*EXCLUSIVE* Update on HBO’s ‘Masters of the Air’ WWII miniseries

UPDATE: Added reader photo below.

Anyone with photographs of loved ones from World War II, particularly the 8th Air Force, and would like them added to the above post, please email your pictures to reelbriefmoviereviews@mail.com and provide any information/background on the photo.

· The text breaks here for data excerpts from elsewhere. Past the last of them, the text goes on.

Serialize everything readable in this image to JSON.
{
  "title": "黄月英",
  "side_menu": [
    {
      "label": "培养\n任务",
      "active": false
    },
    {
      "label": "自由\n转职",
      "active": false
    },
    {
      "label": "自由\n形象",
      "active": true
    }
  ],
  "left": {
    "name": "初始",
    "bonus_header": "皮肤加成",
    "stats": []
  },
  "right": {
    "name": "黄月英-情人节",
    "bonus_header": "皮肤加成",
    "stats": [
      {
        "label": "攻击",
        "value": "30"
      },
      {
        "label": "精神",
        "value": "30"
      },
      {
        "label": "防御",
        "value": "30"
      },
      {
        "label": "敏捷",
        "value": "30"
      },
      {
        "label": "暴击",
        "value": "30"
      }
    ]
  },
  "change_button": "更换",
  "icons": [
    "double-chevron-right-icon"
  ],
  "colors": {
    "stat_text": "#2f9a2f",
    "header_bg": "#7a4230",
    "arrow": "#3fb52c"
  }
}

Thank you!

93rd-Bomb-Group_1000x2881

8th Air Force’s 93rd Bomb Wing (photo by mightyeighth.org)

This afternoon REEL BRIEF had the pleasure of talking with award-winning and New York Times bestselling author Donald L. Miller.  Continuing the companion piece to the successful World War II miniseries Band of Brothers (2001) and The Pacific (2010), HBO Films will film a third, ten-part series based upon Miller’s bestselling 2007 book titled Masters of the Air: America’s Bomber Boys Who Fought the Air War Against Nazi Germany.  Executive producers Steven Spielberg and Tom Hanks, who teamed up previously to produce Band of Brothers and The Pacific, as well as directed and starred in 1998’s epic war film Saving Private Ryan, will once again be the steady hands behind Miller’s book-to-film Masters of the Air air campaign thriller.  Miller has worked with Spielberg and Hanks previously, as both a historical consultant for The Pacific and co-producer and co-creator for Hanks’ He Has Seen War HBO documentary on World War II soldiers returning back to the United States.

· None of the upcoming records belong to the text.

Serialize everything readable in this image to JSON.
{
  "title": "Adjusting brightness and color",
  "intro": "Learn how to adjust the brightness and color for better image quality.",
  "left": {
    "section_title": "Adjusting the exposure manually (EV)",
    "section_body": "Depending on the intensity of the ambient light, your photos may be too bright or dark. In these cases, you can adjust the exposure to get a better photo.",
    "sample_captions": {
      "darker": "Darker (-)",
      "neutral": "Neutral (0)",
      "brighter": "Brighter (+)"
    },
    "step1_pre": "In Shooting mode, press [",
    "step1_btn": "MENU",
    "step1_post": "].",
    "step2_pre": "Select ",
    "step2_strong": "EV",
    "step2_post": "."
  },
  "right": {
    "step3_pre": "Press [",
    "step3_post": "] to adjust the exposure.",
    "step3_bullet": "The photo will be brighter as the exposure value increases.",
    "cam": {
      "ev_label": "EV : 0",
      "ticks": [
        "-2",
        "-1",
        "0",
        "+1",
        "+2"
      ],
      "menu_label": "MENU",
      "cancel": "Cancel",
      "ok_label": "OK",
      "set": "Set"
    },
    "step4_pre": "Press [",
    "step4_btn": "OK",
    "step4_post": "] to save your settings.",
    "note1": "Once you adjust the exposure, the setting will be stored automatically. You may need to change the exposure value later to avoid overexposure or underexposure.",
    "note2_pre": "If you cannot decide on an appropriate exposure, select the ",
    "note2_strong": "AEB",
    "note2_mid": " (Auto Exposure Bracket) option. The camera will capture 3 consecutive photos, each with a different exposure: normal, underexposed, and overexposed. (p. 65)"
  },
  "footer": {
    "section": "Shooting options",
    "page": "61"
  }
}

Lafayette College Mac Cracken History Professor Donald Miller who is writing a new book of New York in the 1920's pictured at his office in Ramer History House 4583

Miller reports that this newest World War II miniseries from HBO Films will showcase the camaraderie inside the airplanes, similar to how Band of Brothers focused on personal stories of Easy Company on the ground.  Masters of the Air will tell the impressive military story of the 8th Air Force, or “The Mighty Eighth” as they were called more affectionately once their reputation of distinguished service spread across all of Europe.  Known for launching 2,000 bombers and another 1,000 fighter aircraft on a single mission, “The Mighty Eighth” had 17 recipients of the Medal of Honor, 220 Distinguished Service Crosses earned, along with another 850 Silver Stars awarded to their aircrews during WWII. This newest HBO 10-hour miniseries will focus on the air war, specifically the bombing campaign from high altitude over Nazi Germany, while featuring the personal stories of aircrews and leadership within 8th Air Force.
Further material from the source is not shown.